Madem güneşi avuçlayacak kadar açtın ellerini, söze dere yataklarına inşa edildikten sonra çöken ‘toplu’ konutlardan konuşarak devam edebiliriz mesela. Belki ‘uçak’ üretiyoruz deyip, ormanların yanışına ‘uçamayanları’ konuşabiliriz. Depremleri ‘doğal afet’ görüp çöken binalarda kahramanlık arayanları, madenlerde yaşanılan iş cinayetlerine ‘fıtrat’ diyenleri unutacak değiliz tüm bunların yanında.
Konuşmalıyız güzel kardeşim, bahsettiklerimden çok daha fazlasını konuşmalıyız. Bende tam 20 sene, belki sen de beş, on; belki daha fazla.
Üçü beşi dert etmeden, büyüyen karanlığı konuşmalıyız. Bilime ve tekniğe ses olanların derdiyle düşlerimizi karanlıktan çekip alacağımız güzel günlerin inancıyla konuşmalıyız 20 seneyi. Gerektiği yerde daha da öncesini.
6’sında gelin yapılan kız kardeşimizi unutmamalıyız mesela. Tarikat cehennemlerine mahkum edilen çocuklara yapılanları münferit görecek değiliz ya? Kadına şiddeti ‘kendi meselesi’ gören adamcıkları da konuşacak, kadınların ‘kahkahalarını’ tam da sokak ortasında duymayacak mıyız? ‘Mimikten’ dert bulanları, yargıyı tekelleştirenleri, sadece kendinden olanları besleyenleri yok sayacak değiliz ya? Atanamayan öğretmenlerin intiharını, çocuğunu doyuramayan babanın kendini asışını, ilaç bulamayan annenin feryadını unutacak olursak, sadece ve sadece kalbimiz kurusun diyebilirim güzel kardeşim.
Nazım içeri düştüğünde demişti ya “Fakat gün ışıdı her şeye rağmen…”. Evet güzel kardeşim, on senesiydi Nazım’ın, benim ki 20 sene, senin ki üç, beş… Mesele günü ışıtabilmekte…
Şimdi soracaksın gün nasıl ışıyacak, bu karanlık karabasan nasıl kalkacak göğsümüzden… Buraya kadar dinleyenler ya arasında kötülüğe takılıp konuşacaktır ya da yaşam arası koşuşturmaya takılacaktır. Dert etme!
Mesela 45 yıl evvelini hatırla güzel kardeşim... Tam 45 yıl evveli, göğsünden kaldırıp yumruğunu yıldızlara uzatanlara bakacaksın, yüzünü yıldızların şavkına döneceksin.
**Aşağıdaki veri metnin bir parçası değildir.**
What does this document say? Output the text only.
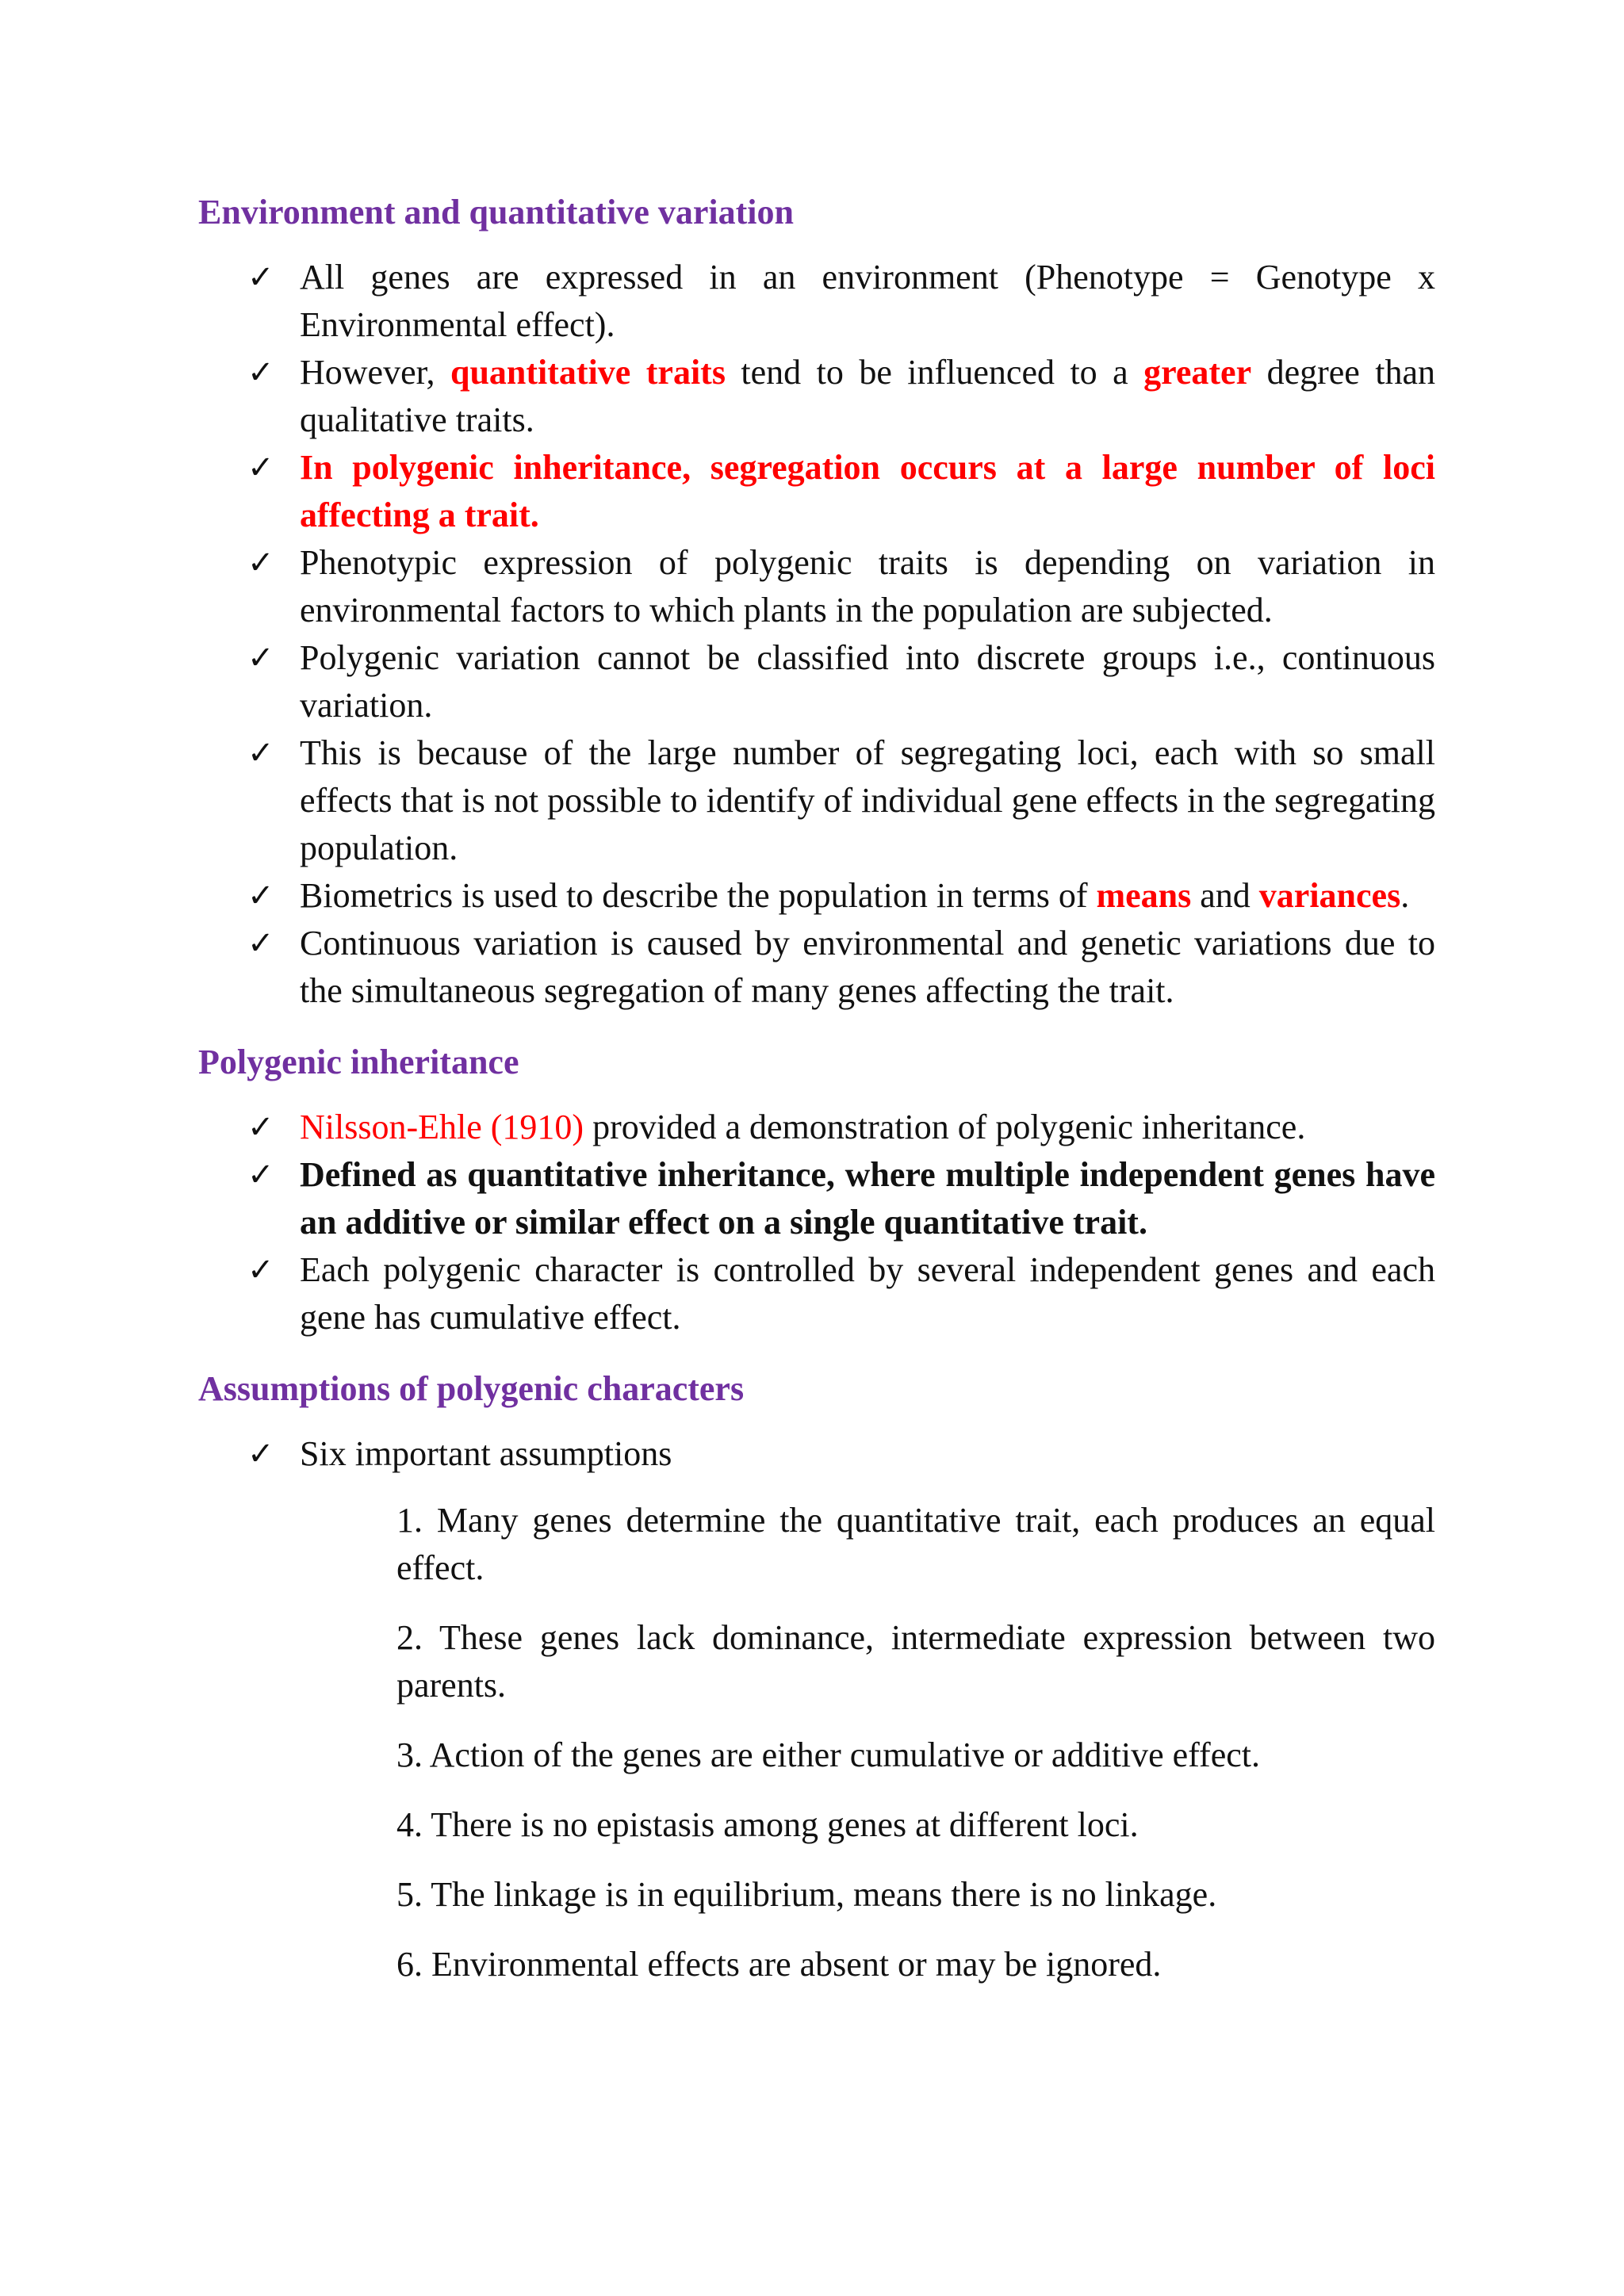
Environment and quantitative variation
✓ All genes are expressed in an environment (Phenotype = Genotype x Environmental effect).
✓ However, quantitative traits tend to be influenced to a greater degree than qualitative traits.
✓ In polygenic inheritance, segregation occurs at a large number of loci affecting a trait.
✓ Phenotypic expression of polygenic traits is depending on variation in environmental factors to which plants in the population are subjected.
✓ Polygenic variation cannot be classified into discrete groups i.e., continuous variation.
✓ This is because of the large number of segregating loci, each with so small effects that is not possible to identify of individual gene effects in the segregating population.
✓ Biometrics is used to describe the population in terms of means and variances.
✓ Continuous variation is caused by environmental and genetic variations due to the simultaneous segregation of many genes affecting the trait.
Polygenic inheritance
✓ Nilsson-Ehle (1910) provided a demonstration of polygenic inheritance.
✓ Defined as quantitative inheritance, where multiple independent genes have an additive or similar effect on a single quantitative trait.
✓ Each polygenic character is controlled by several independent genes and each gene has cumulative effect.
Assumptions of polygenic characters
✓ Six important assumptions
1. Many genes determine the quantitative trait, each produces an equal effect.
2. These genes lack dominance, intermediate expression between two parents.
3. Action of the genes are either cumulative or additive effect.
4. There is no epistasis among genes at different loci.
5. The linkage is in equilibrium, means there is no linkage.
6. Environmental effects are absent or may be ignored.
Yenilmiş olduğunu düşünebilirsin onların belki, sonra Nazım’ı hatırlayacaksın:
“Onlar ki; toprakta karınca, su da balık, havada kuş kadar çokturlar.
Korkak, cesur, cahil, hâkim ve çocukturlar,
Ve kahreden yaratan ki onlardır,
Şarkılarda yalnız onların maceraları vardır”
20 senesi ömrümün, mevcudun yarısından biraz fazla. Kiminin daha fazla, kiminin biraz eksik. En taze seneye güzel kardeşim zulamızdaki umutlarla gireceğiz, serüvenciler olarak. Kötülüğe karşı bir bir biriktirdiğimiz iyiliklerle… Merak etme sen, yirmide bitirir saymayı en baştan 1’den başlarız yeni senede! Bir olalım yeter, avuçlarımıza almak için gün ışığını…
Sevgili Erol,baştan sona tüylerim diken diken okudum harika yazını. Kutluyorum bu şekilde binlerce insanın hislerine tercüman olduğun için. Eline,güzel yüreğine sağlık.